Une baisse significative des commandes ou du chiffre d’affaires est constituée dès lors que la durée de cette baisse est, en comparaison avec la même période de l’année précédente, au moins égale à :

a) Un trimestre pour une entreprise de moins de onze salariés ;

b) Deux trimestres consécutifs pour une entreprise d’au moins onze salariés et de moins de cinquante salariés ;

c) Trois trimestres consécutifs pour une entreprise d’au moins cinquante salariés et de moins de trois cents salariés ;

d) Quatre trimestres consécutifs pour une entreprise de trois cents salariés et plus ;

2° A des mutations technologiques ;

3° A une réorganisation de l’entreprise nécessaire à la sauvegarde de sa compétitivité ;

4° A la cessation d’activité de l’entreprise.

La matérialité de la suppression, de la transformation d’emploi ou de la modification d’un élément essentiel du contrat de travail s’apprécie au niveau de l’entreprise.

Les difficultés économiques, les mutations technologiques ou la nécessité de sauvegarder la compétitivité de l’entreprise s’apprécient au niveau de cette entreprise si elle n’appartient pas à un groupe et, dans le cas contraire, au niveau du secteur d’activité commun à cette entreprise et aux entreprises du groupe auquel elle appartient, établies sur le territoire national, sauf fraude.

Pour l’application du présent article, la notion de groupe désigne le groupe formé par une entreprise appelée entreprise dominante et les entreprises qu’elle contrôle dans les conditions définies à l’article L. 233-1, aux I et II de l’article L. 233-3 et à l’article L. 233-16 du code de commerce.

Le secteur d’activité permettant d’apprécier la cause économique du licenciement est caractérisé, notamment, par la nature des produits biens ou services délivrés, la clientèle ciblée, ainsi que les réseaux et modes de distribution, se rapportant à un même marché.

Les dispositions du présent chapitre sont applicables à toute rupture du contrat de travail résultant de l’une des causes énoncées au présent article, à l’exclusion de la rupture conventionnelle visée aux articles L. 1237-11 et suivants et de la rupture d’un commun accord dans le cadre d’un accord collectif visée aux articles L. 1237-17 et suivants.

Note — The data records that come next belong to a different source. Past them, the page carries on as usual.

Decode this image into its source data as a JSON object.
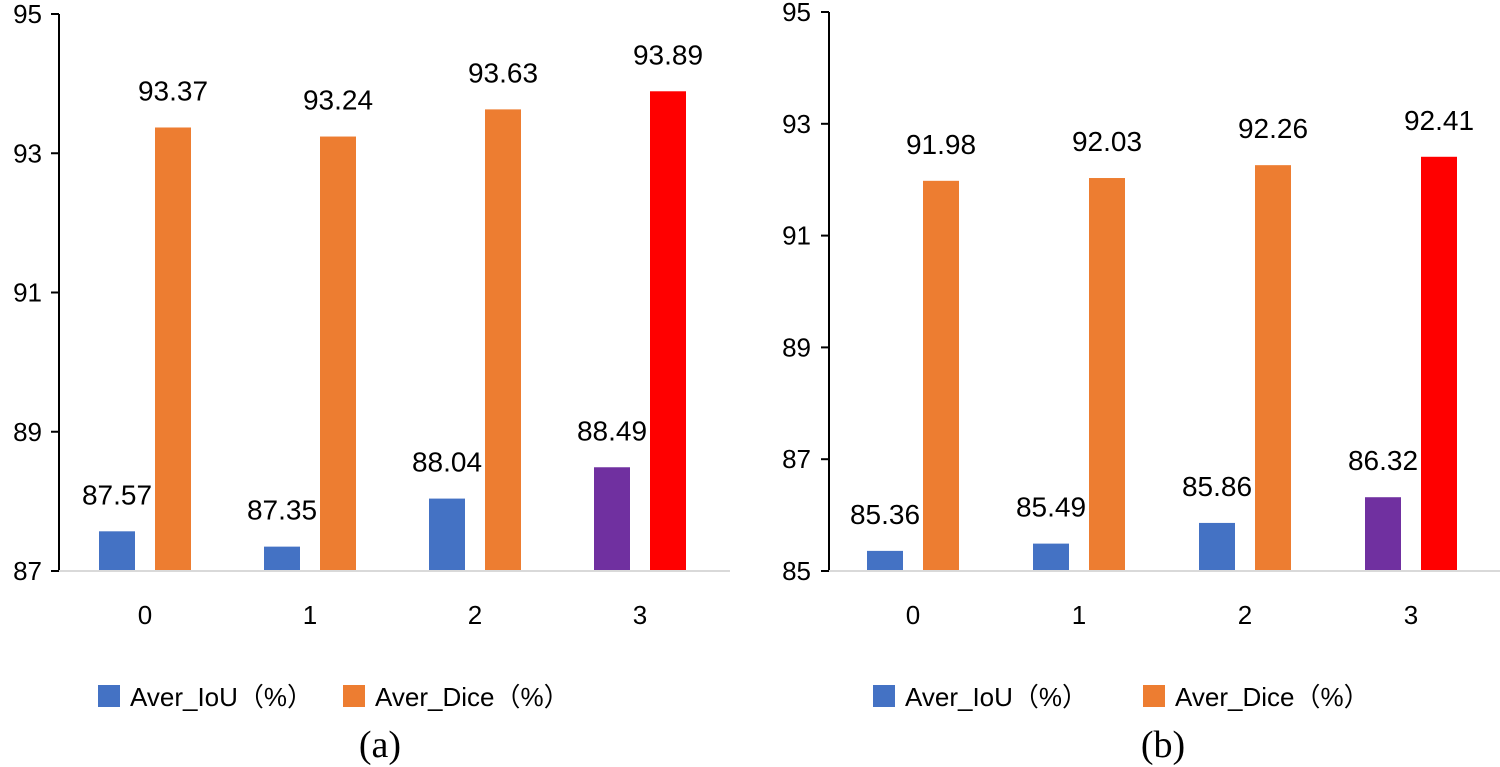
{
  "colors": {
    "iou": "#4472C4",
    "dice": "#ED7D31",
    "best_iou": "#7030A0",
    "best_dice": "#FF0000",
    "axis": "#000000"
  },
  "legend": {
    "iou_label": "Aver_IoU（%）",
    "dice_label": "Aver_Dice（%）"
  },
  "chart_data": [
    {
      "type": "bar",
      "caption": "(a)",
      "categories": [
        "0",
        "1",
        "2",
        "3"
      ],
      "ylim": [
        87,
        95
      ],
      "yticks": [
        "87",
        "89",
        "91",
        "93",
        "95"
      ],
      "series": [
        {
          "name": "Aver_IoU（%）",
          "values": [
            87.57,
            87.35,
            88.04,
            88.49
          ],
          "labels": [
            "87.57",
            "87.35",
            "88.04",
            "88.49"
          ]
        },
        {
          "name": "Aver_Dice（%）",
          "values": [
            93.37,
            93.24,
            93.63,
            93.89
          ],
          "labels": [
            "93.37",
            "93.24",
            "93.63",
            "93.89"
          ]
        }
      ],
      "highlight_category_index": 3
    },
    {
      "type": "bar",
      "caption": "(b)",
      "categories": [
        "0",
        "1",
        "2",
        "3"
      ],
      "ylim": [
        85,
        95
      ],
      "yticks": [
        "85",
        "87",
        "89",
        "91",
        "93",
        "95"
      ],
      "series": [
        {
          "name": "Aver_IoU（%）",
          "values": [
            85.36,
            85.49,
            85.86,
            86.32
          ],
          "labels": [
            "85.36",
            "85.49",
            "85.86",
            "86.32"
          ]
        },
        {
          "name": "Aver_Dice（%）",
          "values": [
            91.98,
            92.03,
            92.26,
            92.41
          ],
          "labels": [
            "91.98",
            "92.03",
            "92.26",
            "92.41"
          ]
        }
      ],
      "highlight_category_index": 3
    }
  ]
}
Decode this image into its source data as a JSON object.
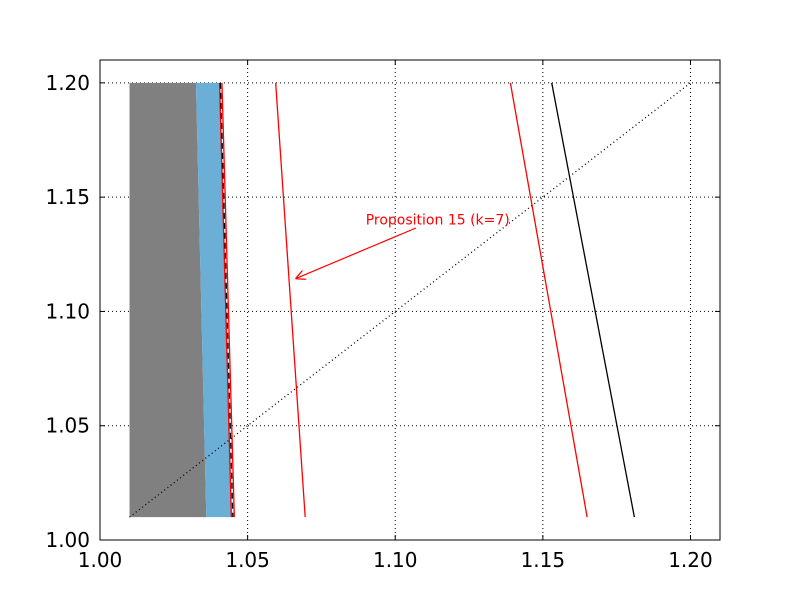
{
  "chart_data": {
    "type": "line",
    "title": "",
    "xlabel": "",
    "ylabel": "",
    "xlim": [
      1.0,
      1.21
    ],
    "ylim": [
      1.0,
      1.21
    ],
    "grid": true,
    "x_ticks": [
      1.0,
      1.05,
      1.1,
      1.15,
      1.2
    ],
    "x_tick_labels": [
      "1.00",
      "1.05",
      "1.10",
      "1.15",
      "1.20"
    ],
    "y_ticks": [
      1.0,
      1.05,
      1.1,
      1.15,
      1.2
    ],
    "y_tick_labels": [
      "1.00",
      "1.05",
      "1.10",
      "1.15",
      "1.20"
    ],
    "regions": [
      {
        "color": "#808080",
        "points": [
          [
            1.01,
            1.01
          ],
          [
            1.036,
            1.01
          ],
          [
            1.0325,
            1.2
          ],
          [
            1.01,
            1.2
          ]
        ]
      },
      {
        "color": "#6baed6",
        "points": [
          [
            1.036,
            1.01
          ],
          [
            1.0445,
            1.01
          ],
          [
            1.0405,
            1.2
          ],
          [
            1.0325,
            1.2
          ]
        ]
      }
    ],
    "series": [
      {
        "color": "#ff0000",
        "style": "solid",
        "points": [
          [
            1.0405,
            1.2
          ],
          [
            1.0445,
            1.01
          ]
        ]
      },
      {
        "color": "#000000",
        "style": "dashed",
        "points": [
          [
            1.0408,
            1.2
          ],
          [
            1.045,
            1.01
          ]
        ]
      },
      {
        "color": "#ff0000",
        "style": "solid",
        "points": [
          [
            1.0413,
            1.2
          ],
          [
            1.0455,
            1.01
          ]
        ]
      },
      {
        "color": "#ff0000",
        "style": "solid",
        "points": [
          [
            1.0595,
            1.2
          ],
          [
            1.0695,
            1.01
          ]
        ]
      },
      {
        "color": "#ff0000",
        "style": "solid",
        "points": [
          [
            1.139,
            1.2
          ],
          [
            1.165,
            1.01
          ]
        ]
      },
      {
        "color": "#000000",
        "style": "solid",
        "points": [
          [
            1.153,
            1.2
          ],
          [
            1.181,
            1.01
          ]
        ]
      },
      {
        "color": "#000000",
        "style": "dotted",
        "points": [
          [
            1.01,
            1.01
          ],
          [
            1.2,
            1.2
          ]
        ]
      }
    ],
    "annotations": [
      {
        "text": "Proposition 15 (k=7)",
        "color": "#ff0000",
        "text_at": [
          1.09,
          1.138
        ],
        "arrow_from": [
          1.107,
          1.1365
        ],
        "arrow_to": [
          1.0665,
          1.1145
        ]
      }
    ]
  }
}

Article D. 461-21 du Code de la sécurité sociale En vigueur

En cas de contestation portant sur le taux d’incapacité permanente de travail, le tribunal judiciaire spécialement désigné en application de l’article L. 211-16 du code de l’organisation judiciaire doit obligatoirement soumettre le dossier de la victime à un médecin spécialiste ou compétent en pneumologie ou en médecine du travail possédant des connaissances particulières dans le domaine des pneumoconioses, qui examine la victime.

Les décisions du tribunal judiciaire spécialement désigné en application de l’article L. 211-16 du code de l’organisation judiciaire portées en appel sont obligatoirement soumises à l’examen d’un médecin spécialiste ou compétent en pneumologie ou en médecine du travail possédant des connaissances particulières dans le domaine des pneumoconioses, autre que celui qui a pratiqué les examens antérieurs. Le cas échéant, il joint à son rapport un certificat exprimant son avis sur la nécessité d’un changement d’emploi.